1. Develop your commission structure

Decide what you want your commission structure to look like with employees. Will it be a flat rate? How much can you afford as a percentage to give to your employees? Is 5% sufficient if they’re successfully upselling and bringing in new business? It’s important to set this out at the beginning and put it into a contract visible for all employees so the terms are clear. 

2. Calculate commission-based on pay structure and hours worked

To calculate commissions owed to your employees, tally up hours worked and sales made at the end of each pay period. Are taxes included too? Factor that in. From there, you’ll know how much employees will be paid. 

3. Set a payment schedule

Your payment schedule will be determined by the commission structure (flat rate? percentage?) and if you want to pay employees monthly or after a certain number of sales. Paying employees their commissions faster does incentivize them to keep working. And that’s good, since it usually means you’ll see an increase in productivity. Whatever the case may be, make sure you have those payment terms in writing so that employees know when they can expect payment.

4. Create a record-keeping system for commission-based sales

Make sure you have an easy, accessible record-keeping system for your commission-based sales. Always include basic information such as the sale date, amount, employee, and the product sold.

An effective way to keep all records together is through a centralized tool with access to different data points. Homebase offers a great digital option to keep all your records centralized on payroll, employees, and more, making your admin job a whole lot easier.

5. Use payroll tools to help you pay commission-based employees on time and accurately

Incorporate payroll tools like Homebase to take any stress out of paying your employees their commissions. Homebase’s payroll has an abundance of automations and integrations when it comes to figuring out taxes, direct deposits, integrations, and paying for commission-based employees.

If setting up your team with a commission-based pay structure sounds like a win to you, there’s no need to wait to start. Set yourself up for success with Homebase to easily communicate the update to your team and document the details, as well as get payroll moving.
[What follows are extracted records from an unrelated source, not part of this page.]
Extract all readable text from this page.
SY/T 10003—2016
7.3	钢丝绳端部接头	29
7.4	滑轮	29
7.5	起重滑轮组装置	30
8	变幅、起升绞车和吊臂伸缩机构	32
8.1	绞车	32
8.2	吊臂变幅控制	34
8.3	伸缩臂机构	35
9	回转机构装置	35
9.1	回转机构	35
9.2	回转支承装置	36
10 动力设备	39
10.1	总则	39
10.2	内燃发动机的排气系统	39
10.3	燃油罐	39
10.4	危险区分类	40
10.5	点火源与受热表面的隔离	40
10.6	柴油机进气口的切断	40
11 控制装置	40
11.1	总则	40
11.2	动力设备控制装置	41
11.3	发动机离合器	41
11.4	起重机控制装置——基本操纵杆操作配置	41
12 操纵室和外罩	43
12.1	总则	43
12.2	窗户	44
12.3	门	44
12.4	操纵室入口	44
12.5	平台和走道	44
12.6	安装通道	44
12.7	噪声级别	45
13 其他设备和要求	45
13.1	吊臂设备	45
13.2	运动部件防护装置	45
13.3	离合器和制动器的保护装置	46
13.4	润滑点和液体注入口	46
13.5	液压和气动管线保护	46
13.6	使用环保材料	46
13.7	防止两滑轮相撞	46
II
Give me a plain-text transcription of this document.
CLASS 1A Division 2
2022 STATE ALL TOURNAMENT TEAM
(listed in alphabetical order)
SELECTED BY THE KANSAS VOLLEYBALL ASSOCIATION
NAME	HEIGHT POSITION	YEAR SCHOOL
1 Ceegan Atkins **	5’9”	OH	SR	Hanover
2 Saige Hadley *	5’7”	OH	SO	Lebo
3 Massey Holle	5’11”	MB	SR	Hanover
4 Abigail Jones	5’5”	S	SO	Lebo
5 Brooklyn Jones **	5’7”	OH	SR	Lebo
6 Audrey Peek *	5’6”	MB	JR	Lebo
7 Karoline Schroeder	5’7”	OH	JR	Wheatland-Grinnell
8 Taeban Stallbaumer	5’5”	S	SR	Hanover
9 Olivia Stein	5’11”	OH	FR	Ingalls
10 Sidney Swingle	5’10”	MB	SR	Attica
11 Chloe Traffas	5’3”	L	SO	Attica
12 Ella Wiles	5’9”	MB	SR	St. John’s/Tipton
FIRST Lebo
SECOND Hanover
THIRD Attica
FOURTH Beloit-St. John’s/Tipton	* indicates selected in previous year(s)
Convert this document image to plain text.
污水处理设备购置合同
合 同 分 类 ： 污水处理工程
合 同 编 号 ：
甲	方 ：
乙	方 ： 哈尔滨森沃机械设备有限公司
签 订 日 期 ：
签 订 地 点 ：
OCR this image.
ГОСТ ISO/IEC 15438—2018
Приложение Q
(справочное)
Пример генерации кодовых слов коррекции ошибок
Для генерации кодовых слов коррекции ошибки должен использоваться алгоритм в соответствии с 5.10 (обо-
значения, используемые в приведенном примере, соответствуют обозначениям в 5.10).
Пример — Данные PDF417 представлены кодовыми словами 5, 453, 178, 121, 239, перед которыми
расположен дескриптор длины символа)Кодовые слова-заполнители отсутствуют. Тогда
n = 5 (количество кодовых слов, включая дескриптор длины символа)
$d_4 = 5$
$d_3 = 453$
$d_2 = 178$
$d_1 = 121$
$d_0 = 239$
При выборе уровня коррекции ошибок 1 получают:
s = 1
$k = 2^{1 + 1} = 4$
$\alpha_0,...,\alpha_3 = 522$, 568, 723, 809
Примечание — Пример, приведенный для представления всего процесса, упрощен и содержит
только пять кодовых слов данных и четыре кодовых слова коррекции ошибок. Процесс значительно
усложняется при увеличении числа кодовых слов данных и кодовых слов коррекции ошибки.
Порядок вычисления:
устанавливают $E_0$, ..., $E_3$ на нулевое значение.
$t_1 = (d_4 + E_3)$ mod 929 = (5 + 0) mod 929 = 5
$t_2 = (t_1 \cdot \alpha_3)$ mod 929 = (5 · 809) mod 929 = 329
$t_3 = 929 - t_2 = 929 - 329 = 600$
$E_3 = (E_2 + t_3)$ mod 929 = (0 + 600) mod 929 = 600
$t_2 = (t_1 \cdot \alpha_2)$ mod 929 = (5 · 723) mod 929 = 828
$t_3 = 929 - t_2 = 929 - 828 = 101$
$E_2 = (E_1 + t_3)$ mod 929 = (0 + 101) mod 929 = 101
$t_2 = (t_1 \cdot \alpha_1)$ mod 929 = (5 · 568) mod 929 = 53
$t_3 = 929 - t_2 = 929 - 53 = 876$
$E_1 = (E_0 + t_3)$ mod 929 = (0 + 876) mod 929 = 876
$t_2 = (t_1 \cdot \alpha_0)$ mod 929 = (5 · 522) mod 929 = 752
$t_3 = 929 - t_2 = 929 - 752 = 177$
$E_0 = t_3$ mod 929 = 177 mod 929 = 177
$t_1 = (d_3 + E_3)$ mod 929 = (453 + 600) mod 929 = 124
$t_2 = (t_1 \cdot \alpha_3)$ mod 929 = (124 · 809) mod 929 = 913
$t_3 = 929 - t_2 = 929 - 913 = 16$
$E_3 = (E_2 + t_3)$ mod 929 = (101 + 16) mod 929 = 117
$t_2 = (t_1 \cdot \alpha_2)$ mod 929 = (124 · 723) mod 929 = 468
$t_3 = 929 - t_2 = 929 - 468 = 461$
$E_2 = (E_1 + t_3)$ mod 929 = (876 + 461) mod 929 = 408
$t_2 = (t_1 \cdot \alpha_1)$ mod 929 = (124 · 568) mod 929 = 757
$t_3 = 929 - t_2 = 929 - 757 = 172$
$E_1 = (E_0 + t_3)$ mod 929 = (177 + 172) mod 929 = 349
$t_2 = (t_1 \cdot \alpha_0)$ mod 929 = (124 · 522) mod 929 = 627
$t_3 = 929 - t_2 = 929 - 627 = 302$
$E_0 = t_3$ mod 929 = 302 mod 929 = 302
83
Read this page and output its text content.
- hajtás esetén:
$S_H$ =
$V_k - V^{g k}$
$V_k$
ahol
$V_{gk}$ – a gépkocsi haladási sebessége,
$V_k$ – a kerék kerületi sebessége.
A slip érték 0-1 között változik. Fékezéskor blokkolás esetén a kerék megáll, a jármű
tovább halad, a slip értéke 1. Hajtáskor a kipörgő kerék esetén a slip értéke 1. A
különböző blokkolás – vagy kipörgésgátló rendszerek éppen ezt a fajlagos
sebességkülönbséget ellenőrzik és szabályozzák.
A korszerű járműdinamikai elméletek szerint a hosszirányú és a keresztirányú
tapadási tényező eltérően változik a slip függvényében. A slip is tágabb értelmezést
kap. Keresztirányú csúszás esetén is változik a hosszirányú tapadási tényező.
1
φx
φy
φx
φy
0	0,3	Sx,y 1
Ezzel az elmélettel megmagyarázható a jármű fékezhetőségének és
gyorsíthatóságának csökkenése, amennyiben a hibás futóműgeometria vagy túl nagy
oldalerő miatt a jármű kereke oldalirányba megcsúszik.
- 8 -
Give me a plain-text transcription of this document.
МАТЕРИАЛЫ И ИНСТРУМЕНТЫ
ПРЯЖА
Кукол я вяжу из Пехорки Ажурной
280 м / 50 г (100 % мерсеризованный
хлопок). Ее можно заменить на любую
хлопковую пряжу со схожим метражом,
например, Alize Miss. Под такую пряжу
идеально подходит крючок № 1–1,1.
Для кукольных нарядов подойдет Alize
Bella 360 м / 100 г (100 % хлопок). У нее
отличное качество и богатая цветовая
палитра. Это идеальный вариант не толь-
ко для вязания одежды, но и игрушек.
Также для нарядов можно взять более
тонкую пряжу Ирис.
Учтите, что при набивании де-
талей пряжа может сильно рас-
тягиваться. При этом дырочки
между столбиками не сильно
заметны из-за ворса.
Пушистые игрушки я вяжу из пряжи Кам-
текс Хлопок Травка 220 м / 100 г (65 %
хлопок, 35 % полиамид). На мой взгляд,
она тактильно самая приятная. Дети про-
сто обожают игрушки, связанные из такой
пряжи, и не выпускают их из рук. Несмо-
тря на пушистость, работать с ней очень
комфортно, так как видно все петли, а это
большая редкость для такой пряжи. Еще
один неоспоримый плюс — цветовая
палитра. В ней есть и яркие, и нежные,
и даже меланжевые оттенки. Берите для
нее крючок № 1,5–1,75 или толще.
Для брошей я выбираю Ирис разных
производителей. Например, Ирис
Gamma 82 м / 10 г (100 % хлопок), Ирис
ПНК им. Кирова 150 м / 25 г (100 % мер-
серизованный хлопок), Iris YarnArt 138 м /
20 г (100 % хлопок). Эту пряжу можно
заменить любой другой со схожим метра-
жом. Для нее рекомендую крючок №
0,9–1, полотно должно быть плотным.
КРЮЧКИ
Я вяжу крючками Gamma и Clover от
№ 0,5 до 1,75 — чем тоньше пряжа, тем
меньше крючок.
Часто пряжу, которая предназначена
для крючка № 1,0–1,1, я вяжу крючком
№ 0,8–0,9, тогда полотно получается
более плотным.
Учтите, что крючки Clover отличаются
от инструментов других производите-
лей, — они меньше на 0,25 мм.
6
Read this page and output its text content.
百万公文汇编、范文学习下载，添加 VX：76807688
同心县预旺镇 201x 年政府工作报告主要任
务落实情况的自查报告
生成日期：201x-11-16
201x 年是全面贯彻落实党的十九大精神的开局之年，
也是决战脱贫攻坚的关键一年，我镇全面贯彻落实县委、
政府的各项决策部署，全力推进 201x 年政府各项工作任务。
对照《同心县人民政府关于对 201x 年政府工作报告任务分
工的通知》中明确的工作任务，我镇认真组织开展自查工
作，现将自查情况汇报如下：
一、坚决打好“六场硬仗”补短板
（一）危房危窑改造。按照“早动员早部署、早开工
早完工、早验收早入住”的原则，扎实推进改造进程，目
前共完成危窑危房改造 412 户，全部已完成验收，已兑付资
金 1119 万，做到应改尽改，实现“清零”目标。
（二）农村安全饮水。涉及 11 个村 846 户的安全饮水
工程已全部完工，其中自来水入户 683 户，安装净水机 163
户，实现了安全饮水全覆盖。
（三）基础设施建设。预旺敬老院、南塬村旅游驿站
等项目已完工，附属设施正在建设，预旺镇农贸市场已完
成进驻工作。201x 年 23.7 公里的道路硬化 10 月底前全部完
Try Homebase for free today.

Commission-based pay FAQS 

What is commission-based pay?

Commission-based pay is when an employee’s income is based on a percentage (or, in some cases, a flat rate) of goods or services sold. Many employees who are part of a sales department will more likely than not be on commission-based pay, though the pay tiers and structures do differ.

What businesses can benefit from commission-based pay?

Businesses like those directly involved in sales of goods or services benefit the most from commission-based pay. Some of those positions might include financial sector workers like investment advisors, real estate agents, or spa and hospitality roles. 

How do I know I calculate commission-based pay?

As an employer, you decide what you want your commission structure, and commission-based pay for employees, to look like. You get to decide whether it’s a flat rate, a percentage of sales, commission plus salary, or entirely commissioned income. Calculate it through meticulous record keeping of sales, employee hours worked, and products sold. That will help you determine how much to pay your commission-based employees in a given pay period.